Certa vez, Otelo me telefonou para assistir a uma peça em que trabalhava, na Cinelândia, centro do Rio. No final, caminhei com o ator até a Lapa, onde tomaria um táxi para sua casa, em Copacabana. Durante alguns minutos, pude caminhar a seu lado na rua, enquanto algumas pessoas nos olhavam atentamente.

O tempo passou. Otelo, que também era compositor e poeta, lançou um livro de poesias suas. Não pude ir à noite de autógrafos porque tinha uma prova na faculdade e fiquei muito chateado. Telefonei-lhe e disse que havia comprado seu livro e que passaria em sua casa para que ele mo autografasse. Otelo estava triste.

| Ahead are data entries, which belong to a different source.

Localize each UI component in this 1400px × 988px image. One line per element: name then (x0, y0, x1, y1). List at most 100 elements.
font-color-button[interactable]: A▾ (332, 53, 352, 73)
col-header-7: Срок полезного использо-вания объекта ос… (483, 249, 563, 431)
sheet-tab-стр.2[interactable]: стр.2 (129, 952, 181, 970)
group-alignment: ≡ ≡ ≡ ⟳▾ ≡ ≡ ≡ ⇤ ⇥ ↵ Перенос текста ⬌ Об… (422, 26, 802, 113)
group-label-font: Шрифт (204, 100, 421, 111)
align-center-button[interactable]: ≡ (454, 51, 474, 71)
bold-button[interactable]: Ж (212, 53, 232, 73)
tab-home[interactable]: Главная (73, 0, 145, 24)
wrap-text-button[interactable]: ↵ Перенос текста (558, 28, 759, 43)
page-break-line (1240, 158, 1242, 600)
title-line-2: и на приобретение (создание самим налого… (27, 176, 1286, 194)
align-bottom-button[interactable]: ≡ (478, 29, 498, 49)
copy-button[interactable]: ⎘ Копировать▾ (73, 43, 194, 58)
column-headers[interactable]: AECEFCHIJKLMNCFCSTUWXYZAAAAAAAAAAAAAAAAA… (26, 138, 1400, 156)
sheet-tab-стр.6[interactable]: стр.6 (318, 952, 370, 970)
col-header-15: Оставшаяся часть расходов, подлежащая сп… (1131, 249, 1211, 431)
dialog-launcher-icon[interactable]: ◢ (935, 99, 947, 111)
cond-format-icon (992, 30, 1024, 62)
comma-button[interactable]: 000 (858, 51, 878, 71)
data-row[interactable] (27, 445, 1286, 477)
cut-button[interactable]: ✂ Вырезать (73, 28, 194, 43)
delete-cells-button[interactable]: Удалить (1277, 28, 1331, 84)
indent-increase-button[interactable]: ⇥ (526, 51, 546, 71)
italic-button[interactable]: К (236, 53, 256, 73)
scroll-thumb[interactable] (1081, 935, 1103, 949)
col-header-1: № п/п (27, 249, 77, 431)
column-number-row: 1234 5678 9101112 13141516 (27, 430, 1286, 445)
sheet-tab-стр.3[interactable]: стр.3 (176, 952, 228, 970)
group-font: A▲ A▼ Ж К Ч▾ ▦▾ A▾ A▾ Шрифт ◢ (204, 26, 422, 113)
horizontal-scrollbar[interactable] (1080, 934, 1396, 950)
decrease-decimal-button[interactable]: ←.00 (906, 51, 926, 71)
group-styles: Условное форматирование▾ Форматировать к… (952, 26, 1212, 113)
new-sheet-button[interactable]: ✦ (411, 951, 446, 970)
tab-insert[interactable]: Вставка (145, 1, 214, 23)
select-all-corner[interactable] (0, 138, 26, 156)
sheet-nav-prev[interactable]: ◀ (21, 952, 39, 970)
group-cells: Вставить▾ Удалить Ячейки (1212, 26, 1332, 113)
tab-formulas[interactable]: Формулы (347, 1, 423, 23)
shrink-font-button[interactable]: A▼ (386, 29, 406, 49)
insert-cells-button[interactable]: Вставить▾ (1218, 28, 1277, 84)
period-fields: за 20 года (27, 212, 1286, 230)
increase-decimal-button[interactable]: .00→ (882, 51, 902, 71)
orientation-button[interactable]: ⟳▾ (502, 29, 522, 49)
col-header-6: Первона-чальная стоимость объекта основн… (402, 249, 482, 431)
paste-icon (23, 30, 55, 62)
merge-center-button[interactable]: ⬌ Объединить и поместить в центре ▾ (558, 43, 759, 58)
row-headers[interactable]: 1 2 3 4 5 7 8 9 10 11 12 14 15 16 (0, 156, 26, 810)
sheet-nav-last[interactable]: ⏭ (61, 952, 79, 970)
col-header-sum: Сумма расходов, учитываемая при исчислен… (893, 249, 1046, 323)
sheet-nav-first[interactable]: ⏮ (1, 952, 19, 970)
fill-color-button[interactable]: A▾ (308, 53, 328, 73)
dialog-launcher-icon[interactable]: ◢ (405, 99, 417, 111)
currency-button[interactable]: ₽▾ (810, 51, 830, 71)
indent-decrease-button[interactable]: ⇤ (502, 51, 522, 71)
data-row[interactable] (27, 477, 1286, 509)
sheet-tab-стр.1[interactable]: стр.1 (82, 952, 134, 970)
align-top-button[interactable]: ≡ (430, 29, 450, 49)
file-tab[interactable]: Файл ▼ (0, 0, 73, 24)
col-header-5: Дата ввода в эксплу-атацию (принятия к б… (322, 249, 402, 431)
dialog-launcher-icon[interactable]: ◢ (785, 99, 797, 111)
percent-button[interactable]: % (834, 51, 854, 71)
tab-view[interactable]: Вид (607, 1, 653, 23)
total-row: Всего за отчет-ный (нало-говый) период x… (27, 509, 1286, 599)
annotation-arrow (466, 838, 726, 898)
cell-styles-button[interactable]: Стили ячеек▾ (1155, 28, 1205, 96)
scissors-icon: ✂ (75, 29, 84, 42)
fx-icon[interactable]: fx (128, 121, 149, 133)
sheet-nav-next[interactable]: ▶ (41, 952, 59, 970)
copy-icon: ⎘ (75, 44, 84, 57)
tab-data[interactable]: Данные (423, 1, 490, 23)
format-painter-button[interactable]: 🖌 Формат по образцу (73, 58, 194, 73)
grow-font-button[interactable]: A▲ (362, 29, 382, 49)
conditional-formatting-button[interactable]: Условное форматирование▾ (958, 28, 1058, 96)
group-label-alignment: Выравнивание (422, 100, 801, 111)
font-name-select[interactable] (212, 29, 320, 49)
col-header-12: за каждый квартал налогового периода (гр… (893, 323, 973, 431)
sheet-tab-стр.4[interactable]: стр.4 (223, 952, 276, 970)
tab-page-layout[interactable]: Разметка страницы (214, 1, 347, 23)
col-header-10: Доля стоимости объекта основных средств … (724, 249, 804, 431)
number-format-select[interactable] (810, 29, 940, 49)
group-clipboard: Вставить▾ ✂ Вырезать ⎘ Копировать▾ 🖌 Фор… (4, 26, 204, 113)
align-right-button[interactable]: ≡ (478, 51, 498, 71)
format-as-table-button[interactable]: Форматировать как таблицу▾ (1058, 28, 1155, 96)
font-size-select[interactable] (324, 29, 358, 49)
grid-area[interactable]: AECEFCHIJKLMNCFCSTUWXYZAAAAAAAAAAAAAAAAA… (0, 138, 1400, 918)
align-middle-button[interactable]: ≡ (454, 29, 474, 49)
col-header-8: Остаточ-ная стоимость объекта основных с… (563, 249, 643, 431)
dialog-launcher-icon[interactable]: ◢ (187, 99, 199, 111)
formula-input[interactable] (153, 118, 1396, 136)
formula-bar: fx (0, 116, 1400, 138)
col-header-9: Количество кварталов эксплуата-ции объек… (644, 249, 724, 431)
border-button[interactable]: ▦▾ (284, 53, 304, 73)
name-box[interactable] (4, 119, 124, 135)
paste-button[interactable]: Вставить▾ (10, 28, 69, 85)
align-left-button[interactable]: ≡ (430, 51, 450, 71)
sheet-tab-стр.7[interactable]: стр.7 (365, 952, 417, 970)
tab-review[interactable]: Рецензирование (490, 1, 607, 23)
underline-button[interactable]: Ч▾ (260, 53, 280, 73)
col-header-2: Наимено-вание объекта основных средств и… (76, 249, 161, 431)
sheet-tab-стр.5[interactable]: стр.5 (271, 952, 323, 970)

Havia perdido seu filho Osvaldo e disse-me que estava de viagem para Paris, França, onde seria homenageado. E que, na volta, marcaríamos um encontro e ele autografaria o livro para mim.

“Meus filhos não querem que eu viaje. Porque não ando bem de saúde. Porque estou abalado emocionalmente”, disse o ator.

Mas o teimoso Otelo viajou para a França, onde faleceu, a 26 de novembro de 1993, vítima, talvez, de um AVC. Restou-me, porém, despedir-me de Otelo no saguão do Edifício Gustavo Capanema, centro do Rio, onde encontrei-me com seu filho Pratinha e o escritor (Acadêmico) Josué Montello, entre outros atores e escritores.

Otelo queria me entrevistar em seu programa “Quando conheci teu pai”, da TVE. Infelizmente, Sebastião nos deixou e não pudemos dar um grande depoimento para a História do Teatro Brasileiro.